What is Being Done to Reduce Infant Mortality?
To reduce infant mortality in the United States, public health organizations must collaborate with health care providers, communities and partners. This can be accomplished by focusing on perinatal care, better understanding SIDS and SUID and fostering support for these programs.
Perinatal quality collaboratives (PQCs) are state or multistate networks of teams that work to improve the quality of care for mothers and babies. PQC members identify and implement changes in health care processes to meet best practices. These networks have helped reduce deliveries before 39 weeks of pregnancy (with no medical reason), health care related bloodstream infections in newborns and severe pregnancy complications.
Moreover, the CDC and the March of Dimes established the National Network of Perinatal Quality Collaboratives (NNPQC). It assists state based PQCs in making measurable improvements in statewide health care and health outcomes for mothers and babies. Currently, The National Institute for Children’s Health Quality is serving as the coordinating center for the NNPQC.

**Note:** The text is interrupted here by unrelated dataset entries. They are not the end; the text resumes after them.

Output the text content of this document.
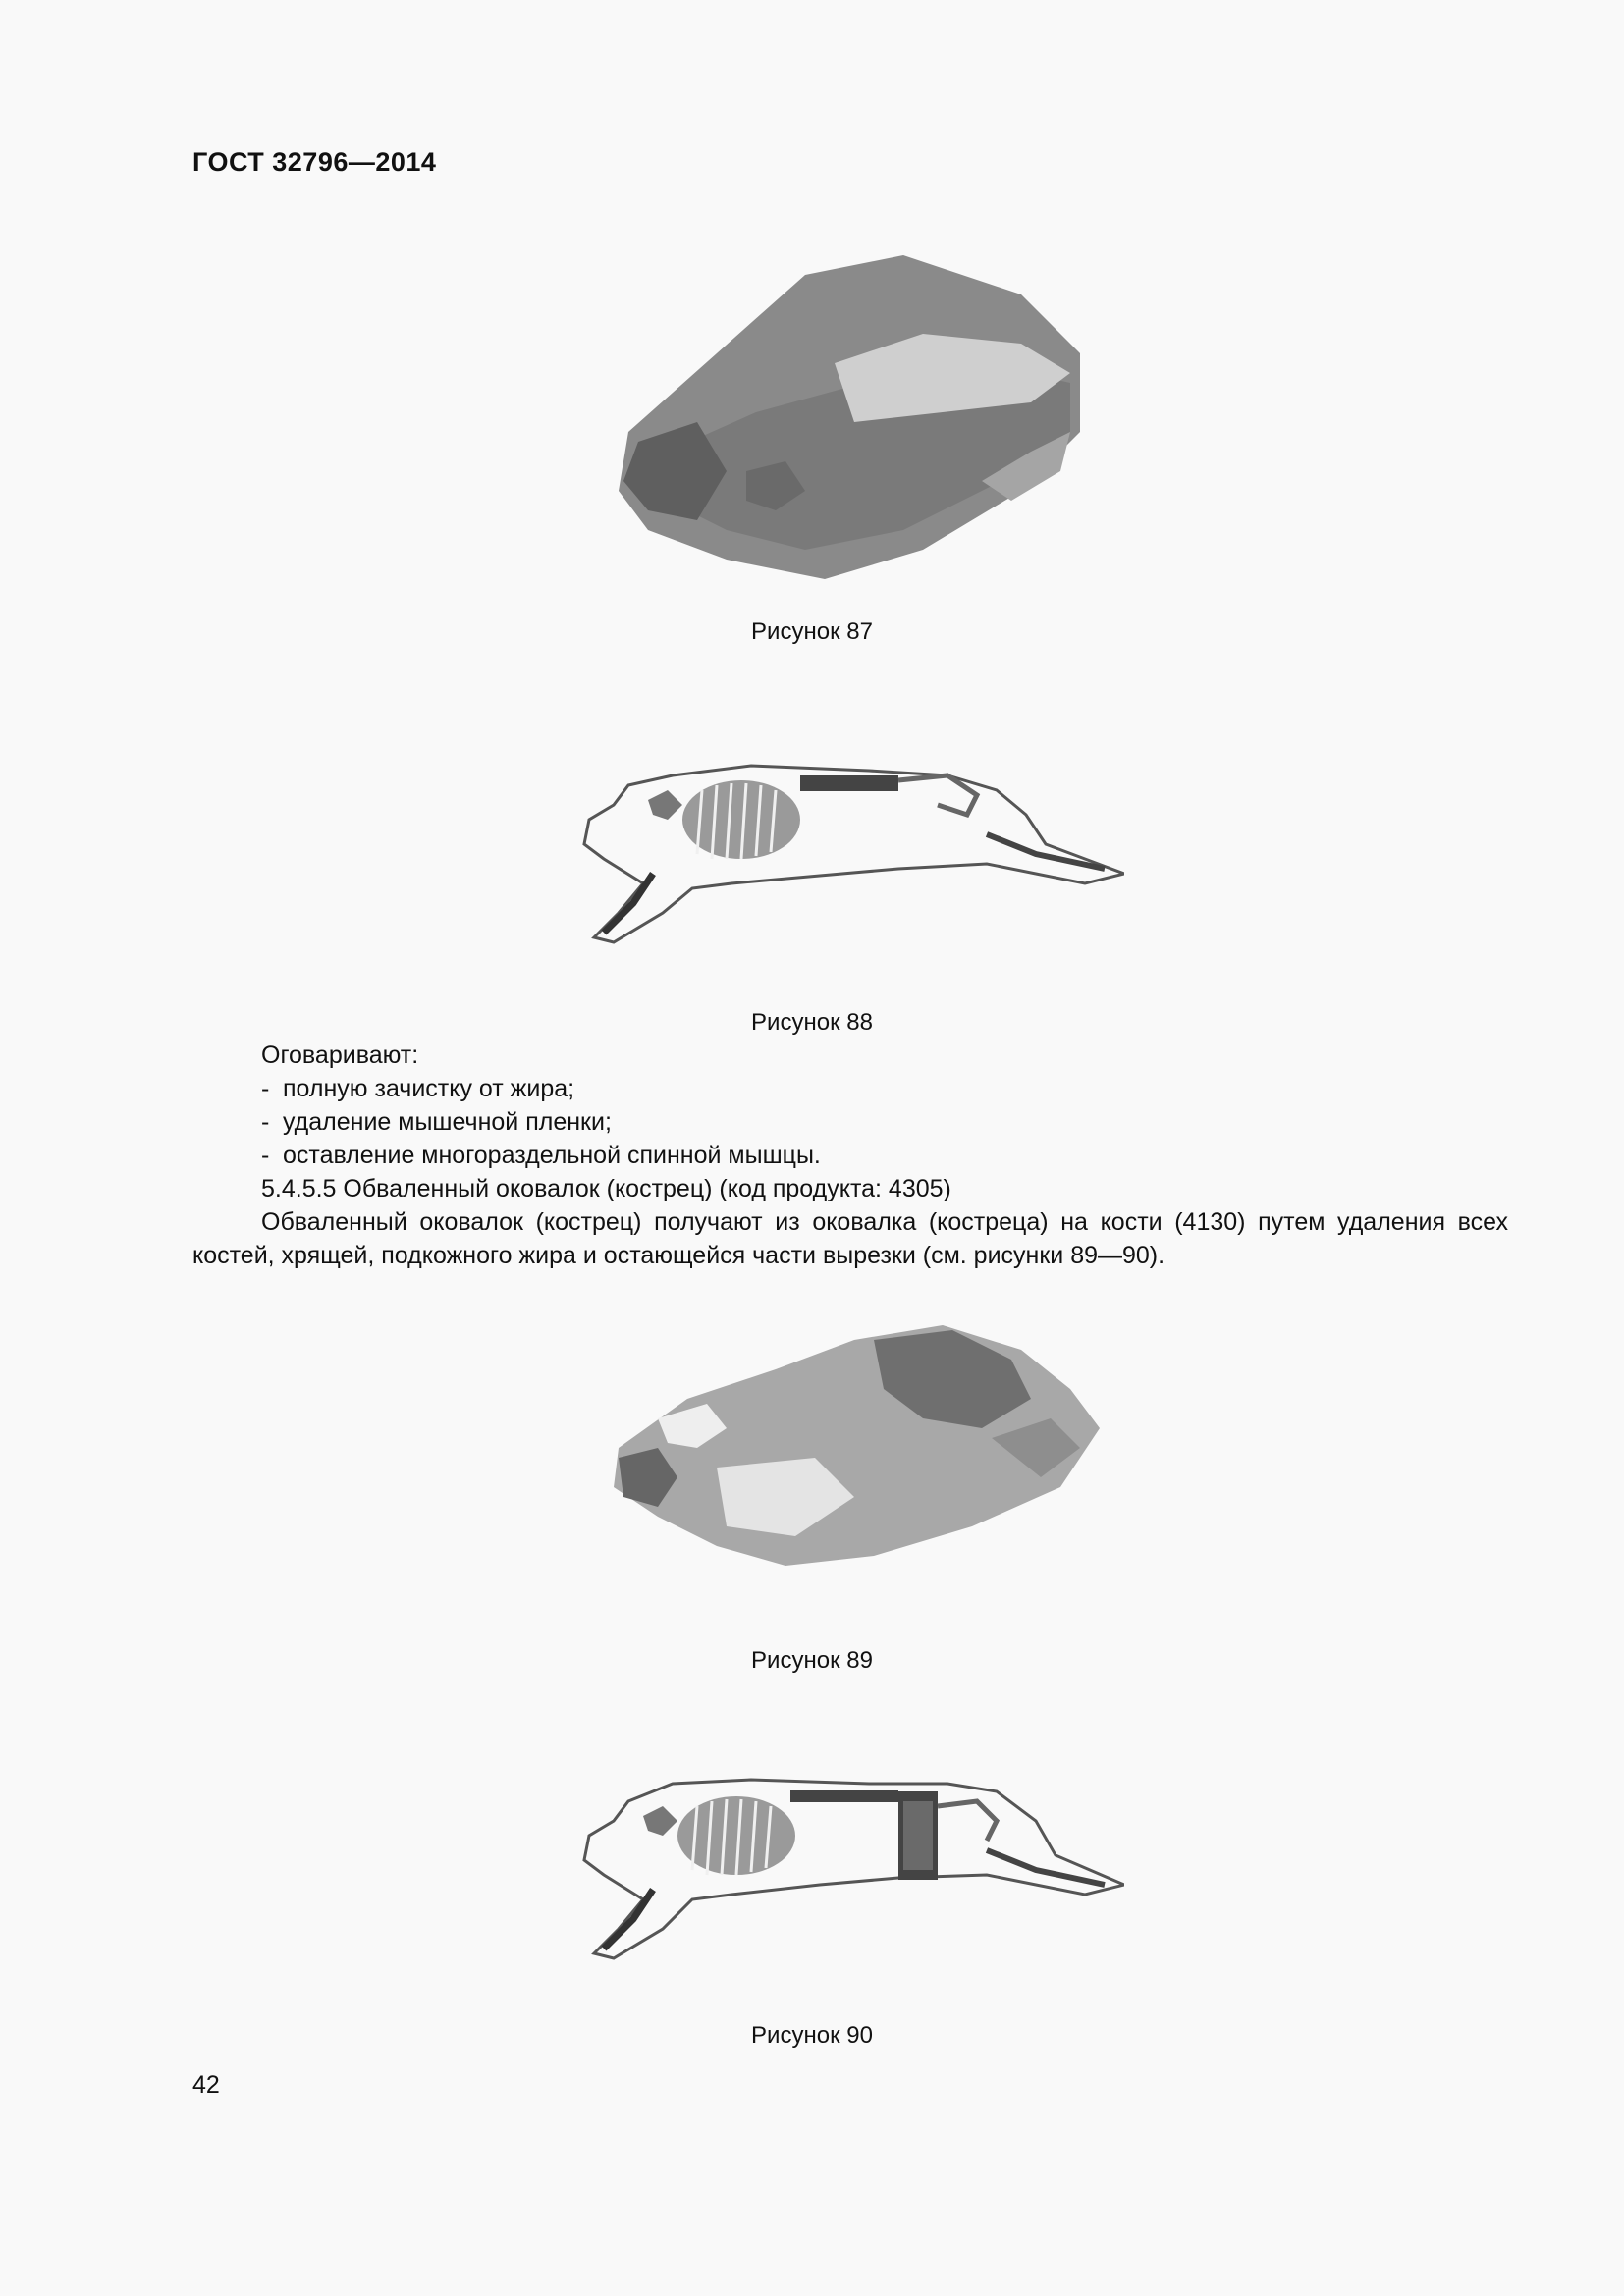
ГОСТ 32796—2014
Рисунок 87
Рисунок 88

Оговаривают:

- полную зачистку от жира;

- удаление мышечной пленки;

- оставление многораздельной спинной мышцы.

5.4.5.5 Обваленный оковалок (кострец) (код продукта: 4305)

Обваленный оковалок (кострец) получают из оковалка (кострeца) на кости (4130) путем удаления всех костей, хрящей, подкожного жира и остающейся части вырезки (см. рисунки 89—90).

Рисунок 89
Рисунок 90
42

Understanding SIDS and SUID
Sudden Unexpected Infant Death (SUID) is defined as the sudden and unexpected death of a baby who is less than one year old with no obvious cause of death prior to an investigation. The majority of SUIDs are one of three types:
- Sudden infant death syndrome (SIDS)
- Unknown causes
- Accidental suffocation and strangulation in bed
The Pregnancy Risk Assessment Monitoring System (PRAMS) collects data before, during and briefly after pregnancy to research and implement change regarding high-risk groups of women and infants. This data is used to measure goal progression towards improving women and infant health. Alabama is currently one of the 47 states that participate in PRAMS.
To support epidemiologic research to improve women and infant health programs, the Maternal and Child Health Epidemiology Program (MCHEP) assigns epidemiologists to states, localities and tribes. Its main objectives are to increase states epidemiologic infrastructures and to partner with organizations that provide services, influence policy and/or practice guidelines.
MCHEP offers peer exchange and research collaboration through conferences and Webcasts. This provides further support by educating the industry professionals.